Le droit pénal français est régi par le principe de la personnalité des peines (article 121-1 du Code pénal) : nul n'est responsable pénalement que de son propre fait. Si l'administration ne peut pas prouver avec certitude qui conduisait le véhicule, le titulaire de la carte grise ne peut pas être condamné pénalement, ni perdre de points sur son permis de conduire.

Article L. 121-3 du Code de la route : "Par dérogation aux dispositions de l'article L. 121-1, le titulaire du certificat d'immatriculation du véhicule est responsable pécuniairement de l'amende encourue pour des infractions à la réglementation sur les vitesses maximales autorisées... à moins qu'il n'établisse l'existence d'un vol ou de tout autre événement de force majeure ou qu'il n'apporte tous éléments permettant d'établir qu'il n'est pas l'auteur véritable de l'infraction."

Comment contester sans dénoncer

Contrairement à une idée reçue tenace, la loi française n'impose nullement au propriétaire du véhicule de dénoncer l'identité du conducteur au moment des faits (sauf s'il s'agit d'un véhicule de société, régi par l'article L. 121-6). Un particulier peut parfaitement déclarer qu'il prêtait son véhicule à un tiers, ou qu'il ne sait plus qui était au volant ce jour-là, tout en refusant de dénoncer un proche.

Dans cette situation, et après examen des clichés de verbalisation montrant l'impossibilité d'identifier le conducteur, le juge du Tribunal de police prononcera une relaxe pénale (pas de retrait de points, pas d'inscription au casier judiciaire), mais pourra appliquer une simple responsabilité pécuniaire (une amende civile, sans incidence sur le permis).

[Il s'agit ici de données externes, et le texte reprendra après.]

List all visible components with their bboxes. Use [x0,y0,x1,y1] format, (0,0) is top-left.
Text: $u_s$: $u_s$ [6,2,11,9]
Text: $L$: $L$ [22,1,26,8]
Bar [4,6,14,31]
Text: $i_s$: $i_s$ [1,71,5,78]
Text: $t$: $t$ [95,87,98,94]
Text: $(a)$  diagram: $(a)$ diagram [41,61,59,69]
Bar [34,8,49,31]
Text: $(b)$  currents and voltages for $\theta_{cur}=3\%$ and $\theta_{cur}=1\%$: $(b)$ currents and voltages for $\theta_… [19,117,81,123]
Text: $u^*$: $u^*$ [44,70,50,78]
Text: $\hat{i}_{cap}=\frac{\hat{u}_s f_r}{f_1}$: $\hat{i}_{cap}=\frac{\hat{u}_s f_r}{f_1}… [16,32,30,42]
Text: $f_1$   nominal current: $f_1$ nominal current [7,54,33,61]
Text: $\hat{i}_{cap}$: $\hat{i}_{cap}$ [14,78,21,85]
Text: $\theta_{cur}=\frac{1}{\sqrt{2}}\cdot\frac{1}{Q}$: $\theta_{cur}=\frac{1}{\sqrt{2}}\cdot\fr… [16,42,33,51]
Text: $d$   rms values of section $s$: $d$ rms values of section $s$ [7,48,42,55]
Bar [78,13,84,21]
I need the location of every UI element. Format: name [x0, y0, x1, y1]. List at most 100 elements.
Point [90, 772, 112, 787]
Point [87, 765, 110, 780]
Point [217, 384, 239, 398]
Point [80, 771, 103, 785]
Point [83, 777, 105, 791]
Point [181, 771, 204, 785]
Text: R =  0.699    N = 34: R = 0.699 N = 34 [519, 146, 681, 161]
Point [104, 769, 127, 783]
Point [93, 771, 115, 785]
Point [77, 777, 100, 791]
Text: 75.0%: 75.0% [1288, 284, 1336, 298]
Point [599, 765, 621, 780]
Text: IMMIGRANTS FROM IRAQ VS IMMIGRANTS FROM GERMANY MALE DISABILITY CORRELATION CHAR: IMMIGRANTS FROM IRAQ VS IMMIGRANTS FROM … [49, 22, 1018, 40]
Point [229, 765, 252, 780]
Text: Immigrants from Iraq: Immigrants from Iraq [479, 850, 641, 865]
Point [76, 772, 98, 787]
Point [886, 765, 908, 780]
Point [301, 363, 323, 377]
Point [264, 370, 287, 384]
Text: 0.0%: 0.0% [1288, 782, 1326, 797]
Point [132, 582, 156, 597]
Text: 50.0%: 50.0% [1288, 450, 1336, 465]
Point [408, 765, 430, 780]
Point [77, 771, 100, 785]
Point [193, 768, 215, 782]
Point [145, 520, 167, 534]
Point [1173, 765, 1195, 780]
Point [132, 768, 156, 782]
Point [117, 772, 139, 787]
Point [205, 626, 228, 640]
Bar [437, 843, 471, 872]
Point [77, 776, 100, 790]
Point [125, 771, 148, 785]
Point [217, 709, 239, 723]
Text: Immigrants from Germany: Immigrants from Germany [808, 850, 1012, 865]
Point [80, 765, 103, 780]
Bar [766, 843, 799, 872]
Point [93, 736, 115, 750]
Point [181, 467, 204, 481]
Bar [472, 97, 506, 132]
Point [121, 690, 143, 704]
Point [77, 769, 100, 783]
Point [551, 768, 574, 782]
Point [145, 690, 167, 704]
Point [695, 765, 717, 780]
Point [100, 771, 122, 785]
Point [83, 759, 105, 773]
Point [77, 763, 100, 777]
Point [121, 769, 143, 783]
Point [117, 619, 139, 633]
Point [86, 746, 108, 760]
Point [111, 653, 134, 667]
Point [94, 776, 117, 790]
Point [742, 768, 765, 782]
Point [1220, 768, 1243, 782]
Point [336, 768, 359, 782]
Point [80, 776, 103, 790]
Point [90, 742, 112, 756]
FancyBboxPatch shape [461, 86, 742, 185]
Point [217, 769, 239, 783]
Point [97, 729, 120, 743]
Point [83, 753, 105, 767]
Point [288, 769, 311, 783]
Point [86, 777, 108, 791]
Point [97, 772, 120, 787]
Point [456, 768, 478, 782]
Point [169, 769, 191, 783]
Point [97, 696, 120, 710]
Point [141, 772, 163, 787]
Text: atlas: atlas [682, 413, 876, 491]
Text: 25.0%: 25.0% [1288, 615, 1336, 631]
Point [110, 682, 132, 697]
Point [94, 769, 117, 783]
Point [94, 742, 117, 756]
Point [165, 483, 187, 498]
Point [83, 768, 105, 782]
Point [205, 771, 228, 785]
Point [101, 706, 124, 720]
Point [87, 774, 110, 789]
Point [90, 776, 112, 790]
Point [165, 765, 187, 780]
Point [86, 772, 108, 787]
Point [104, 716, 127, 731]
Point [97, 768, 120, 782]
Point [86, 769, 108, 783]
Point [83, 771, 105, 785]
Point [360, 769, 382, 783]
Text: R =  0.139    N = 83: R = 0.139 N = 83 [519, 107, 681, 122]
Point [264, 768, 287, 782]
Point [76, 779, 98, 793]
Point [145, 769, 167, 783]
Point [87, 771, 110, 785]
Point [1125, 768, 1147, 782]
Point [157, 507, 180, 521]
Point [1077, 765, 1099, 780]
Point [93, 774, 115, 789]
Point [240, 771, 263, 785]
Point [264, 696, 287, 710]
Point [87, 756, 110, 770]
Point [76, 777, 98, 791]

Méthodologie pratique pour contester une verbalisation par radar de chantier

La procédure de contestation est extrêmement formaliste. Une simple erreur matérielle peut entraîner le rejet de votre requête par l'Officier du Ministère Public (OMP).

Étape 1 : Demander les clichés de verbalisation. Dès réception de l'avis, demandez les photos du radar sur le site officiel de l'ANTAI. Cette démarche n'interrompt pas les délais de contestation, il faut donc agir vite.

Étape 2 : Procéder à la consignation préalable. Pour les excès de vitesse relevés par radar automatique, la contestation est souvent conditionnée au paiement d'une consignation préalable (du montant de l'amende forfaitaire). Cette consignation se fait en ligne et ne doit en aucun cas être confondue avec le paiement de l'amende.

Étape 3 : Rédiger et envoyer la requête en exonération. La contestation doit être adressée dans un délai de 45 jours à l'OMP par lettre recommandée avec accusé de réception, ou directement par voie dématérialisée sur le site de l'ANTAI. Le mémoire technique devra exposer de façon structurée les arguments de droit (inexistence de l'arrêté, non-conformité de la signalisation au sens de l'IISR, ou impossibilité d'identification du conducteur).

FAQ : Réponses de l'expert en droit routier

Un radar autonome doit-il obligatoirement être annoncé par un panneau d'avertissement ?

Sur le plan purement légal, l'absence de panneau annonçant un radar (panneau de type radar pédagogique ou panneau d'annonce de contrôle) ne constitue pas une cause de nullité de la procédure. La jurisprudence de la Cour de cassation estime que ces panneaux d'annonce ont une valeur indicative de sécurité et non une valeur réglementaire conditionnant la légalité des poursuites. Cependant, l'absence de signalisation de la limitation de vitesse elle-même reste une cause de nullité absolue.

Que faire si le radar était placé après la zone de travaux effective ?

Si la zone de chantier s'est achevée et qu'aucun panneau de fin de chantier ou de fin de limitation de vitesse n'était visible, vous êtes fondé à soutenir que la limitation temporaire n'était plus opposable. De plus, si l'arrêté de police limitait la baisse de vitesse à la seule emprise du chantier physique, l'implantation du radar en dehors de cette zone constitue un vice de procédure majeur que votre avocat pourra exploiter devant le tribunal.

Puis-je être remboursé de la consignation après avoir obtenu gain de cause ?

Oui, absolument. Si l'Officier du Ministère Public classe votre dossier sans suite, ou si le Tribunal de police prononce votre relaxe totale, vous recevrez un document officiel (avis de classement ou jugement de relaxe). Ce document vous permettra de demander le remboursement intégral de la somme consignée auprès du Trésor Public, sans aucun frais retenu.